CAJM housing committee co-leader Claire Curtis, a member of Kahal Kadosh Beth Elohim, realizes the solution they're pitching is a big ask.
"If this was easy, they would have already decided to do it years ago," she said.
Charleston and Mount Pleasant have some of the priciest and scarcest land in the region, so most new housing developments would probably go to North Charleston, where land is cheaper.
Curtis said that would help even out the regional housing stock to bring back a true price range to the market.
Mount Pleasant Councilwoman Guang Ming Whitley, who is serving on CAJM's housing coalition, said the town should at least consider the proposal.
"Because the dirt in Mount Pleasant is so expensive, a regional housing solution is what's going to be necessary," she said.

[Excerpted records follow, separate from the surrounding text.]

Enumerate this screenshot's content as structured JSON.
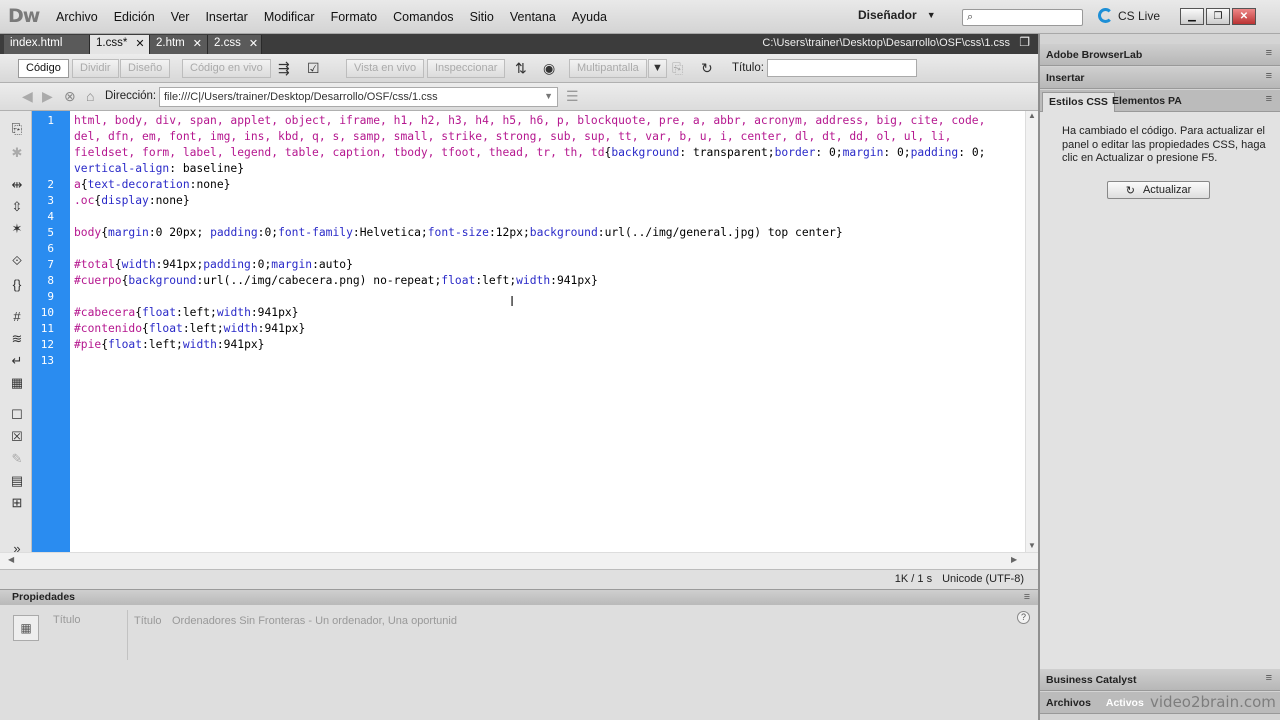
{
  "app": {
    "logo": "Dw"
  },
  "menu": [
    "Archivo",
    "Edición",
    "Ver",
    "Insertar",
    "Modificar",
    "Formato",
    "Comandos",
    "Sitio",
    "Ventana",
    "Ayuda"
  ],
  "workspace": {
    "label": "Diseñador"
  },
  "search": {
    "placeholder": ""
  },
  "cslive": {
    "label": "CS Live"
  },
  "tabs": [
    {
      "label": "index.html",
      "active": false
    },
    {
      "label": "1.css*",
      "active": true
    },
    {
      "label": "2.htm",
      "active": false
    },
    {
      "label": "2.css",
      "active": false
    }
  ],
  "filepath": "C:\\Users\\trainer\\Desktop\\Desarrollo\\OSF\\css\\1.css",
  "doc_toolbar": {
    "code": "Código",
    "split": "Dividir",
    "design": "Diseño",
    "live_code": "Código en vivo",
    "live_view": "Vista en vivo",
    "inspect": "Inspeccionar",
    "multiscreen": "Multipantalla",
    "title_label": "Título:",
    "title_value": ""
  },
  "address": {
    "label": "Dirección:",
    "value": "file:///C|/Users/trainer/Desktop/Desarrollo/OSF/css/1.css"
  },
  "code_lines": [
    {
      "n": "1",
      "tokens": [
        [
          "sel",
          "html, body, div, span, applet, object, iframe, h1, h2, h3, h4, h5, h6, p, blockquote, pre, a, abbr, acronym, address, big, cite, code,"
        ]
      ]
    },
    {
      "n": "",
      "tokens": [
        [
          "sel",
          "del, dfn, em, font, img, ins, kbd, q, s, samp, small, strike, strong, sub, sup, tt, var, b, u, i, center, dl, dt, dd, ol, ul, li,"
        ]
      ]
    },
    {
      "n": "",
      "tokens": [
        [
          "sel",
          "fieldset, form, label, legend, table, caption, tbody, tfoot, thead, tr, th, td"
        ],
        [
          "pv",
          "{"
        ],
        [
          "pn",
          "background"
        ],
        [
          "pv",
          ": transparent;"
        ],
        [
          "pn",
          "border"
        ],
        [
          "pv",
          ": 0;"
        ],
        [
          "pn",
          "margin"
        ],
        [
          "pv",
          ": 0;"
        ],
        [
          "pn",
          "padding"
        ],
        [
          "pv",
          ": 0;"
        ]
      ]
    },
    {
      "n": "",
      "tokens": [
        [
          "pn",
          "vertical-align"
        ],
        [
          "pv",
          ": baseline}"
        ]
      ]
    },
    {
      "n": "2",
      "tokens": [
        [
          "sel",
          "a"
        ],
        [
          "pv",
          "{"
        ],
        [
          "pn",
          "text-decoration"
        ],
        [
          "pv",
          ":none}"
        ]
      ]
    },
    {
      "n": "3",
      "tokens": [
        [
          "sel",
          ".oc"
        ],
        [
          "pv",
          "{"
        ],
        [
          "pn",
          "display"
        ],
        [
          "pv",
          ":none}"
        ]
      ]
    },
    {
      "n": "4",
      "tokens": []
    },
    {
      "n": "5",
      "tokens": [
        [
          "sel",
          "body"
        ],
        [
          "pv",
          "{"
        ],
        [
          "pn",
          "margin"
        ],
        [
          "pv",
          ":0 20px; "
        ],
        [
          "pn",
          "padding"
        ],
        [
          "pv",
          ":0;"
        ],
        [
          "pn",
          "font-family"
        ],
        [
          "pv",
          ":Helvetica;"
        ],
        [
          "pn",
          "font-size"
        ],
        [
          "pv",
          ":12px;"
        ],
        [
          "pn",
          "background"
        ],
        [
          "pv",
          ":url(../img/general.jpg) top center}"
        ]
      ]
    },
    {
      "n": "6",
      "tokens": []
    },
    {
      "n": "7",
      "tokens": [
        [
          "sel",
          "#total"
        ],
        [
          "pv",
          "{"
        ],
        [
          "pn",
          "width"
        ],
        [
          "pv",
          ":941px;"
        ],
        [
          "pn",
          "padding"
        ],
        [
          "pv",
          ":0;"
        ],
        [
          "pn",
          "margin"
        ],
        [
          "pv",
          ":auto}"
        ]
      ]
    },
    {
      "n": "8",
      "tokens": [
        [
          "sel",
          "#cuerpo"
        ],
        [
          "pv",
          "{"
        ],
        [
          "pn",
          "background"
        ],
        [
          "pv",
          ":url(../img/cabecera.png) no-repeat;"
        ],
        [
          "pn",
          "float"
        ],
        [
          "pv",
          ":left;"
        ],
        [
          "pn",
          "width"
        ],
        [
          "pv",
          ":941px}"
        ]
      ]
    },
    {
      "n": "9",
      "tokens": []
    },
    {
      "n": "10",
      "tokens": [
        [
          "sel",
          "#cabecera"
        ],
        [
          "pv",
          "{"
        ],
        [
          "pn",
          "float"
        ],
        [
          "pv",
          ":left;"
        ],
        [
          "pn",
          "width"
        ],
        [
          "pv",
          ":941px}"
        ]
      ]
    },
    {
      "n": "11",
      "tokens": [
        [
          "sel",
          "#contenido"
        ],
        [
          "pv",
          "{"
        ],
        [
          "pn",
          "float"
        ],
        [
          "pv",
          ":left;"
        ],
        [
          "pn",
          "width"
        ],
        [
          "pv",
          ":941px}"
        ]
      ]
    },
    {
      "n": "12",
      "tokens": [
        [
          "sel",
          "#pie"
        ],
        [
          "pv",
          "{"
        ],
        [
          "pn",
          "float"
        ],
        [
          "pv",
          ":left;"
        ],
        [
          "pn",
          "width"
        ],
        [
          "pv",
          ":941px}"
        ]
      ]
    },
    {
      "n": "13",
      "tokens": []
    }
  ],
  "status": {
    "size": "1K / 1 s",
    "encoding": "Unicode (UTF-8)"
  },
  "properties": {
    "header": "Propiedades",
    "title_label_left": "Título",
    "title_label": "Título",
    "title_value": "Ordenadores Sin Fronteras - Un ordenador, Una oportunid"
  },
  "right_panel": {
    "browserlab": "Adobe BrowserLab",
    "insert": "Insertar",
    "css_tab": "Estilos CSS",
    "ap_tab": "Elementos PA",
    "message": "Ha cambiado el código. Para actualizar el panel o editar las propiedades CSS, haga clic en Actualizar o presione F5.",
    "update_button": "Actualizar",
    "business_catalyst": "Business Catalyst",
    "files_tab": "Archivos",
    "assets_tab": "Activos"
  },
  "watermark": "video2brain.com"
}
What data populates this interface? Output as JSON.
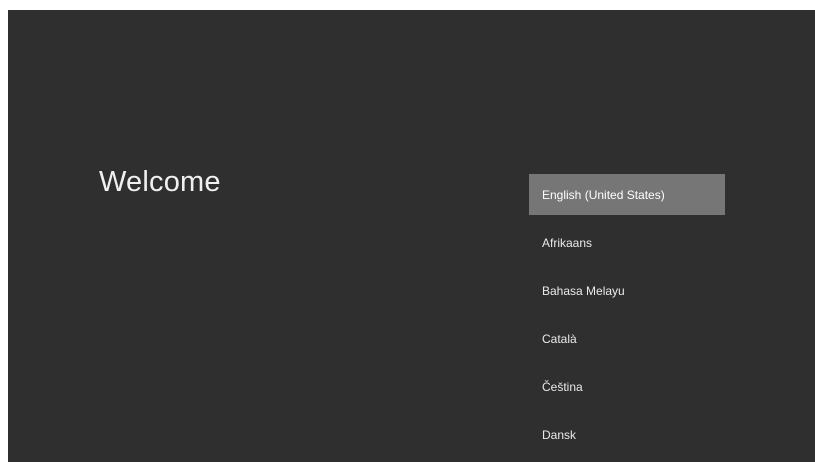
{
  "welcome_title": "Welcome",
  "languages": [
    {
      "label": "English (United States)",
      "selected": true
    },
    {
      "label": "Afrikaans",
      "selected": false
    },
    {
      "label": "Bahasa Melayu",
      "selected": false
    },
    {
      "label": "Català",
      "selected": false
    },
    {
      "label": "Čeština",
      "selected": false
    },
    {
      "label": "Dansk",
      "selected": false
    }
  ],
  "colors": {
    "background": "#2f2f2f",
    "selected_item": "#767676",
    "text": "#f0f0f0"
  }
}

But not everyone sees it that way.
Haynie said Mount Pleasant's workforce is being priced out of the town, which is why Town Council helped create a nonprofit to address the issue, with $50,000 in seed money.
But he doesn't support dedicating the town's dollars to a regional fund because he suspects the housing would probably be built elsewhere.
"That doesn't solve our problem," he said.
Charleston City Councilman William Dudley Gregorie, who is serving on the CAJM housing coalition, said he's supportive of the idea, but he shares some of Haynie's concerns.
He said the city is already funding affordable housing in various ways. In November, city voters approved a $20 million bond to fund more affordable housing. A plan for how it will be used is expected to go to City Council on Tuesday.
The city also gave land on the East Side to the Charleston Housing Authority for a new 62-unit apartment complex with low-income units.
Gregorie said he thinks the city can better control its resources for housing if the money stays in the city limits.
"If we take the dollars that we have dedicated to affordable housing and throw it into the trust fund for the development of affordable housing, then what do we do locally? Because we’d be using the same dollars," he said.
Supporters of CAJM's plan disagree. They say the region needs tens of thousands of affordable units, and without major dedicated sources of revenue, all the municipalities will continue to fall short of what's needed.
"We’re regional enough that we shouldn’t say that just because the housing may or may not be built on our side of the property lines, we shouldn’t make it happen," said Bill Stanfield, founder of the Metanoia community development organization in North Charleston. "Our workforce and our citizens are crossing these boundaries every day to go to work."
The S.C. Community Loan Fund was originally established by the city of Charleston to function as a housing trust fund.
But it couldn't sustain itself because it didn't have consistent revenue streams from any level of government, so it morphed into a different model to serve as a lender for local businesses and affordable housing projects across the state. Its annual capacity is about $10 million.
Michelle Mapp, executive director, said the region would still benefit from a housing trust fund.
"It’s only going to work if there’s a dedicated funding stream," she said.
With the federal government’s housing funds shrinking every year, local initiatives — whatever form they take — might be the best hope for those struggling to afford a place to live.